People who serve are people who are engaged, so while our goal may be to get everyone into a group, encouraging only group participation may ultimately promote a more self-centered agenda – whereas serving is almost never individualistic. Engagement requires a healthy balance of both.
Establish a clear path for involvement.
It’s all too common for someone to want to be involved but not know how. And when faced with too many choices – or too few – people will often choose nothing. The more you make your path a simple ‘do-this-to-help-us-accomplish-that’, the more people will be inspired to get involved.
Eliminate information vacuums.
A comprehensive church software system can connect data and members, allowing you to then leverage the information you’ve gathered for your new guest follow-up process, your connection process, your membership process, your discipleship program – and more.
Focus on your mission.
With so many moving parts, it’s easy for your mission to get lost in the shuffle. Your focus should always be on the church’s mission and ministry, and trimming the fat and simplifying your model helps keep focus. Because again, when faced with too many choices – or too few – people will simply choose nothing.
Preach action, not knowledge.
Every Sunday, pastors have the opportunity to either give people information or call people to action. But the latter is far more effective. A pastor’s words can convince – or remind – members that the goal of their faith is not to know something but rather to do something with what they know.

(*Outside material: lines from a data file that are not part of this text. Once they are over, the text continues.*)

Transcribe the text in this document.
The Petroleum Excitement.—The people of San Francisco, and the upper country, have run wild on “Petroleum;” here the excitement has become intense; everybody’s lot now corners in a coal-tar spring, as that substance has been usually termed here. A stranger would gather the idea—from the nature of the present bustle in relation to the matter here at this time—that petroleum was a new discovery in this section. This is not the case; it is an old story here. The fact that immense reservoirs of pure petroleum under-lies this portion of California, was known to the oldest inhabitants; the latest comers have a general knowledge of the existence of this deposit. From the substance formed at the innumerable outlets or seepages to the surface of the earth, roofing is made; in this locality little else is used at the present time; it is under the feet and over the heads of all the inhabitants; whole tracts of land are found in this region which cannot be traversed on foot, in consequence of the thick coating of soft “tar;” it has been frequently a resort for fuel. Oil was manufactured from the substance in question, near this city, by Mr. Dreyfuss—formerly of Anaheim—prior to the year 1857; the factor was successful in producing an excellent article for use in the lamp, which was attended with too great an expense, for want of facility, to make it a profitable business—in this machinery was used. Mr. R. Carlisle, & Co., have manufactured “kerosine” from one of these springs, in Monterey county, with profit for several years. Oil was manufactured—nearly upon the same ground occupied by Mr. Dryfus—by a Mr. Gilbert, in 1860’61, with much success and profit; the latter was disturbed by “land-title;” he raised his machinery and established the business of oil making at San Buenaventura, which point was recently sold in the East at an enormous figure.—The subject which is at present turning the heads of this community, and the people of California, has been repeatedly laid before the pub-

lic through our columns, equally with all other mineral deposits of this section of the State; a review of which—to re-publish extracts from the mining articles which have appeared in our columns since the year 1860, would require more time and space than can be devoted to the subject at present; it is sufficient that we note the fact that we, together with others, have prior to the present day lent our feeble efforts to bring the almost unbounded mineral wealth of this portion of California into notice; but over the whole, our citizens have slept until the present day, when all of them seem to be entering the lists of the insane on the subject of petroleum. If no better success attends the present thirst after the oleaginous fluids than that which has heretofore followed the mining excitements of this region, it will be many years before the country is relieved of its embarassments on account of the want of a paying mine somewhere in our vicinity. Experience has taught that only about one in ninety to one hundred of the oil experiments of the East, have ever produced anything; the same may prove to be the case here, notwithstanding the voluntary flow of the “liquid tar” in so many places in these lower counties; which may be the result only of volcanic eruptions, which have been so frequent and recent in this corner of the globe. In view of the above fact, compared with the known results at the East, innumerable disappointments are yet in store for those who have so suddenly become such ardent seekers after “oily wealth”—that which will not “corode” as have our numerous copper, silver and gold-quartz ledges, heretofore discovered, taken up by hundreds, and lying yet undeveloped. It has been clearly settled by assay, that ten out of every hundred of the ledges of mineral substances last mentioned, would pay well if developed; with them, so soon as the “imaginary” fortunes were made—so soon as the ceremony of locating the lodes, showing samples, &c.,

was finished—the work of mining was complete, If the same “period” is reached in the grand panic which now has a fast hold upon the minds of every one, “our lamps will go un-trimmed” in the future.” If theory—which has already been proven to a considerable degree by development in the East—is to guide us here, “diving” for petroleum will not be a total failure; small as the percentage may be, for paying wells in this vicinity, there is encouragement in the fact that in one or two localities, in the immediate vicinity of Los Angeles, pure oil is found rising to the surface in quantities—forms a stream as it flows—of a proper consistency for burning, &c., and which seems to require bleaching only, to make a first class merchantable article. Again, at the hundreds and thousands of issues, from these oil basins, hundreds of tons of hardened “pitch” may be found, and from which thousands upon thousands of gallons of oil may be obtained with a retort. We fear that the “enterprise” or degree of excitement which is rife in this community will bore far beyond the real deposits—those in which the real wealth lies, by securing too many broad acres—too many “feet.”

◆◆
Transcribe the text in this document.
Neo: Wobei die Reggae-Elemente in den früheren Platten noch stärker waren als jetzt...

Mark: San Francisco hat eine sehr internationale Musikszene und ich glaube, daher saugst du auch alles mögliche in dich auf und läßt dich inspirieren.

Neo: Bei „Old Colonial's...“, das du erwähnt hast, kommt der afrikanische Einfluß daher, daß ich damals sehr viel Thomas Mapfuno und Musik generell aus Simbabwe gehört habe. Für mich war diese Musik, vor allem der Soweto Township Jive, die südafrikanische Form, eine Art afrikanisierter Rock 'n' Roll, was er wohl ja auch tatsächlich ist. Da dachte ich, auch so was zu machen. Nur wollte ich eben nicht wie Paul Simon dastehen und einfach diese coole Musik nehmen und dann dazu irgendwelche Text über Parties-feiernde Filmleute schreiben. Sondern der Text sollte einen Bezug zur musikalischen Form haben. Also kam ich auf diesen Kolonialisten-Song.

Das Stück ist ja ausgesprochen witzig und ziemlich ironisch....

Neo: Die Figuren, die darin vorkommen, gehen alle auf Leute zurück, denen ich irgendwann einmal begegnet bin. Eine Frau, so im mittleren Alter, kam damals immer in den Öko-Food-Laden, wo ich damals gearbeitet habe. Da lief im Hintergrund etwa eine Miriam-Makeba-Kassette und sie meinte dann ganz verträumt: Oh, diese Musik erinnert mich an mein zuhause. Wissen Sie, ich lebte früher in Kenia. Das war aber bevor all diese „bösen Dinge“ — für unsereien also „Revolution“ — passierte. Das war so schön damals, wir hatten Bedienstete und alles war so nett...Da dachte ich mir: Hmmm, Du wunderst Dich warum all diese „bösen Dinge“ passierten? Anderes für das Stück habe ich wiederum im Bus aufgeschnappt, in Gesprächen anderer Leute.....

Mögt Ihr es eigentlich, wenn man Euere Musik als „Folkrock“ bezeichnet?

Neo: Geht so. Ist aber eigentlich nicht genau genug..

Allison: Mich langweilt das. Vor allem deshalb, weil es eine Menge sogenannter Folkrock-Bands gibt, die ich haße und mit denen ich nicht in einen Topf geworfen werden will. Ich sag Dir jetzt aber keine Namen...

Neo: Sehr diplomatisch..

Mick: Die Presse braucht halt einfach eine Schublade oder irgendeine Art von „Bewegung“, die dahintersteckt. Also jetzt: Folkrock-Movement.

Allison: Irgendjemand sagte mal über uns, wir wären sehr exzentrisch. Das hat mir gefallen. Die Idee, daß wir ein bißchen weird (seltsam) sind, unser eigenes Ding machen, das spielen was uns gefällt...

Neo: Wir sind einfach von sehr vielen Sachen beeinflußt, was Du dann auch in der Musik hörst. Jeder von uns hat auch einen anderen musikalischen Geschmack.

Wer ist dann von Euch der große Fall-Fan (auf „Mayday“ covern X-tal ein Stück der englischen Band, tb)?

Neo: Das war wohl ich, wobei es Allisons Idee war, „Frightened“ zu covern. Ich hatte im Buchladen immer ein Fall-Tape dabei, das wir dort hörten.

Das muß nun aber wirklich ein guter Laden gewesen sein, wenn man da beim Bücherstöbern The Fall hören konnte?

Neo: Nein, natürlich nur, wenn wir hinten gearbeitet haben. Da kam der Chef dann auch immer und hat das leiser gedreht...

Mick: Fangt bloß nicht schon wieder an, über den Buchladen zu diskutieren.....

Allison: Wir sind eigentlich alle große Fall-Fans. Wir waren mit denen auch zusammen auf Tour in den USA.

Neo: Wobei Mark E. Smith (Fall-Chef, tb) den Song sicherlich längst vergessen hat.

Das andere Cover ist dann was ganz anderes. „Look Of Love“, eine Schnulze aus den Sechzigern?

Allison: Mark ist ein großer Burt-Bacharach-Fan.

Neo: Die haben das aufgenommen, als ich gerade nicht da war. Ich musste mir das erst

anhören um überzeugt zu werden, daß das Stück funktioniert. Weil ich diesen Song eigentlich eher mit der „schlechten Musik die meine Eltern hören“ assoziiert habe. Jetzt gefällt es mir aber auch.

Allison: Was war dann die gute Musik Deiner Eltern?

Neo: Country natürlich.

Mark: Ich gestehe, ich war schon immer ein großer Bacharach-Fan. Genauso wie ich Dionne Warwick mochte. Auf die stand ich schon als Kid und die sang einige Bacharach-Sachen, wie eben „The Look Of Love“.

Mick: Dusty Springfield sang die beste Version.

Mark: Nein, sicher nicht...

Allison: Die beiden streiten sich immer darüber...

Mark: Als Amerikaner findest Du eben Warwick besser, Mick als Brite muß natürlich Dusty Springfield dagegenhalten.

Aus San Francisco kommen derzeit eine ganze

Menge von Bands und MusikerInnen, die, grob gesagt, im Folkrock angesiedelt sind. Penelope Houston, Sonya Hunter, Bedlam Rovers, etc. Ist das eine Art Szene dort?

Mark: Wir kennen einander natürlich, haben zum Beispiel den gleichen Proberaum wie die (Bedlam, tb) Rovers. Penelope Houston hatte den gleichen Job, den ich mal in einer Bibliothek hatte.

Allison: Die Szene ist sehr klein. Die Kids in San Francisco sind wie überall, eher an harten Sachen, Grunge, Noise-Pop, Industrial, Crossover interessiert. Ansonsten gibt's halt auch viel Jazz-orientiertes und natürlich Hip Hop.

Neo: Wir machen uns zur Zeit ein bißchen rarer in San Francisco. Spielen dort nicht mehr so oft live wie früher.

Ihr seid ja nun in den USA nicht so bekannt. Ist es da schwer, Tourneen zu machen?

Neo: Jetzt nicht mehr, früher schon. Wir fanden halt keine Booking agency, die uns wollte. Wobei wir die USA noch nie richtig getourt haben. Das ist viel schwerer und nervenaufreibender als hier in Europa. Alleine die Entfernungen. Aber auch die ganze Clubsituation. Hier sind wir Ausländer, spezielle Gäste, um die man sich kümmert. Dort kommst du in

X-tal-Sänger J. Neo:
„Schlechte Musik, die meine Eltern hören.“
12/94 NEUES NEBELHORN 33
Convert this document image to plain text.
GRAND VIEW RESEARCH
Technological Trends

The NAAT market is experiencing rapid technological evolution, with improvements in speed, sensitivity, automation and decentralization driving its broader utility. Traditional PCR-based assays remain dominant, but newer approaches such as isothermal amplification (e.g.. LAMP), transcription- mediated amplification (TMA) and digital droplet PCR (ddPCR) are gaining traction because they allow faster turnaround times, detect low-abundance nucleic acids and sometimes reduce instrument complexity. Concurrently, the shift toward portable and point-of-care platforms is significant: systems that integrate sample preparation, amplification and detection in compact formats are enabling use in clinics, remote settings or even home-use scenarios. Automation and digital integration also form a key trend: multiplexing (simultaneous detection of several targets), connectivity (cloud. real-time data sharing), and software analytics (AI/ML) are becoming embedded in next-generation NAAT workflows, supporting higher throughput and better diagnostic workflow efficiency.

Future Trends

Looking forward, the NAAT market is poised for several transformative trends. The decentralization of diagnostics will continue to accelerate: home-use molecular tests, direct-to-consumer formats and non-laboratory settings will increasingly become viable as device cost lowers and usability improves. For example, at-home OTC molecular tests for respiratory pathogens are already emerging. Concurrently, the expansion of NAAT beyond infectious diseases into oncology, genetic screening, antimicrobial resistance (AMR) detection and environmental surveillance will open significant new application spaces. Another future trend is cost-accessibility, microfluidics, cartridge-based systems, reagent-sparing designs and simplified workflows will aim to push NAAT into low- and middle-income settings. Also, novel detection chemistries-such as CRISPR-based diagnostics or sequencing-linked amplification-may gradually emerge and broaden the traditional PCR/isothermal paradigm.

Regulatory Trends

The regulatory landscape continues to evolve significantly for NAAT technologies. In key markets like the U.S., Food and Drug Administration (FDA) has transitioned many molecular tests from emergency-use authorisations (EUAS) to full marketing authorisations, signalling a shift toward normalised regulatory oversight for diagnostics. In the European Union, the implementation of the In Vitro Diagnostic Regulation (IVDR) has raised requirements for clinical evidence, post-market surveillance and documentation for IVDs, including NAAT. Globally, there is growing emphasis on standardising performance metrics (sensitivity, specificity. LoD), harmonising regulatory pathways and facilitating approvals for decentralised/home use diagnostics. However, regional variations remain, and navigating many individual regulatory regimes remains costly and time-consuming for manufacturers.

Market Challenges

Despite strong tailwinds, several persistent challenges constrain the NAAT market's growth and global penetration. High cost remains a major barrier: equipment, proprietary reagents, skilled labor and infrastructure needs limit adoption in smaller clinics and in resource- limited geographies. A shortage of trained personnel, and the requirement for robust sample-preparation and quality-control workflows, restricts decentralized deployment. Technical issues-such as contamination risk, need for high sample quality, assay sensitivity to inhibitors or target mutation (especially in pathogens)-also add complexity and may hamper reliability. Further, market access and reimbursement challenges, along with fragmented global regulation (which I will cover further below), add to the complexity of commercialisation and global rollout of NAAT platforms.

Share ownership of your ministry.
When people feel ownership of a particular initiative or mission, they are more inclined to take every opportunity to get involved – and recruit others – to see that mission through. Because when you empower and inspire the people in your church to take action, they take pride in your ministry as if it were their own – because ultimately, it is.
Celebrate progress.
When you ask for volunteers and you get them, celebrate it – and them. Share stories. Thank people. Acknowledge when people give sacrificially, bring a friend, or when new people join a group. Whether face-to-face, in an email, or a handwritten note, a personal acknowledgment goes a long way.
Ultimately, we as church leaders are responsible for the people who come through our doors.
And as a godly leader, when you help ready the heart of a first-time visitor to be receptive to God, you are cultivating intentional disciples and stewarding the people God has brought through your doors to serve Him.